Personal details
- Born: St. Thomas, Virgin Islands, U.S.
- Political party: Democratic
- Education: Elizabeth Seton College City University of New York, John Jay (BA)

= Barbara A. Petersen =

American politician

Barbara A. Petersen is a Saint Thomian who served as administrator for Saint Thomas and Water Island, United States Virgin Islands from 2007 to 2015.

==Career==
From 1986 to about 1996, Petersen served as the regional director in the Midwestern United States for the Virgin Islands Tourism Department.
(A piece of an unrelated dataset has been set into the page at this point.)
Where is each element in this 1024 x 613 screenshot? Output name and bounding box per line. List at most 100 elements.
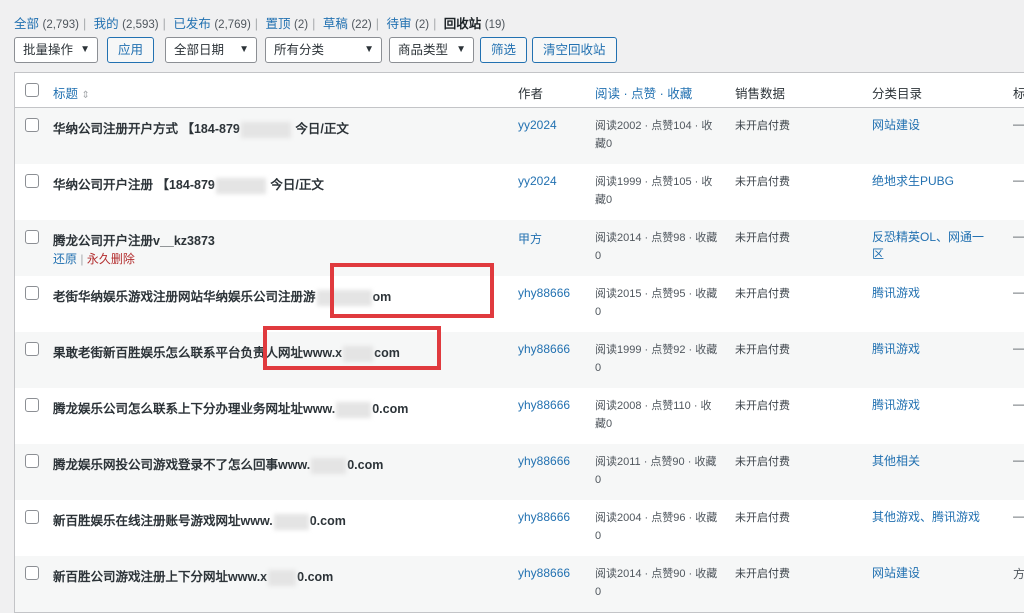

Petersen worked as a manager for customer service and direct sales and then marketing specialist manager at Cardow Jewelers. She also worked at Turbine Generator Maintenance Inc. as its regional sales coordinator, and she worked in marketing with two travel-related companies.

Petersen was also co-host of the A.M.V.I. radio program on WVWI Radio One.

On January 30, 2007, Governor John deJongh Jr. appointed Petersen, to serve as St. Thomas-Water Island Administrator. She succeeded James O'Bryan Jr.

In April 2017, Petersen was a Democratic candidate for the Legislature of the Virgin Islands. She came in fourth place.

Petersen also serves as vice chair of the Board of Trustees of the Virgin Islands Humanities Council and director of club administration of the Rotary Club of St. Thomas II.